Потом мама выдохлась и умолкла. Анке собрала тарелки, оглянулась:
– Ладно, мам, я заниматься.
– Подожди. – Мама подняла голову, вокруг ее глаз темнели круги. – Сегодня я на дежурство, и если бабушка не придет, тебе одной ночевать.
– Хорошо.
– Но никаких гулянок, ясно? Билеты повторишь и спать.
– Да, мам.
– Смотри, Анна, – с угрозой сказала мама. – Принесешь в подоле – убью.
Анке молча смотрела в пол. Какой подол? Она тихоня, рта боится раскрыть, даже с девчонками не разговаривает, не то что с мальчиками. Наверное, ей было б лучше вовсе никогда не рождаться на свет.
– Задание в студию сделала?
Анке вздохнула, выудила из папки, брошенной на подоконник, лист акварели. Протянула рисунок маме.
– Цветок папоротника. Хорошо получилось, правда?
– Неплохо, – устало сказала мама. – Папоротники не цветут.
* * *
От Ляли разило потом, табаком и бензином. Забористый букет, но Ксавье возбуждало такое амбре. Да и дамочка покладистая, эта мойщица с автозаправки. Денег не просит, уйдешь в загул – слова не скажет. Не то что бывшая супруга.
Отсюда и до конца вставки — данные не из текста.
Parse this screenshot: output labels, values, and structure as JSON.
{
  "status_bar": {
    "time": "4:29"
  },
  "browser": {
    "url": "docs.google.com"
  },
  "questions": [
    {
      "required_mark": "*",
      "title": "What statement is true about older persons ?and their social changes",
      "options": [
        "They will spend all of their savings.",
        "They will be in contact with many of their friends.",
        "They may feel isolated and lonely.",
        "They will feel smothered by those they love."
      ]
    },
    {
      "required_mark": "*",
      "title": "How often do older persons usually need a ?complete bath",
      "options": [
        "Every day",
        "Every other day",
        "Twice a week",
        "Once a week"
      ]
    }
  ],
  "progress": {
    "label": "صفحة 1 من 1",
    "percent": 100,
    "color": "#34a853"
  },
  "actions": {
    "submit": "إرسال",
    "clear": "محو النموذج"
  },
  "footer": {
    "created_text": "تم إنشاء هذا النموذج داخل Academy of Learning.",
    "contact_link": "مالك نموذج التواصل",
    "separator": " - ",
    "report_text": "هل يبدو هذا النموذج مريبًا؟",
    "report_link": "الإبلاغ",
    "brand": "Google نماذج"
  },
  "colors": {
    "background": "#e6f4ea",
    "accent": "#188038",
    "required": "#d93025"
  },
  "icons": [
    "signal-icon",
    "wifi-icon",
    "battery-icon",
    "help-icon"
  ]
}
Эх, лучше не вспоминать.
Он утянул Лялю в комнату, хлопнул по гузке – нагнись, мол. Да, бабец что надо, думал он, тиская под футболкой набухшие груди. У иных дамочек вымени считай что и нет – не сиськи, а прыщи какие-то, а тут буфера так буфера!
Ляля пискнула, когда Ксавье игриво куснул ее за шею. Рука переместилась ниже, оглаживая огромный живот. Ребенок брыкнулся изнутри, и от этого движения, отдавшегося толчком прямо в ладонь, в трусах аж взыграло. Ксавье рывком задрал на Ляле юбку, пальцем потыкал среди волосни. Плюнул, растер, прицелился и с усилием втиснул член куда следует. Ляля вскрикнула, но пощады не дождалась. Член с хаканьем долбился в шток влагалища, Ксавье пыхтел, сопел, наяривал. Ляля, смирившись, подмахивала задом.
– Клево трахаетесь, – сказали за спиной.
Ксавье отпрянул от Ляли. Член качнулся и позорно обвис.
– Ты-ы… – путаясь в трусах, прохрипел он. – Ты-ы… откуда взялся? Что здесь делаешь вообще?
– Ну, извини. У тебя дверь нараспашку, в курсе?
С прошлой зимы не виделись. Сколько ему, четырнадцать? Вы-ырос, сволочь, – так вскоре и макушкой станет вровень. Чернявый, в мать, а глаза светлые, отцовские. Ксавье знал по опыту – дамочки млеют от таких глаз.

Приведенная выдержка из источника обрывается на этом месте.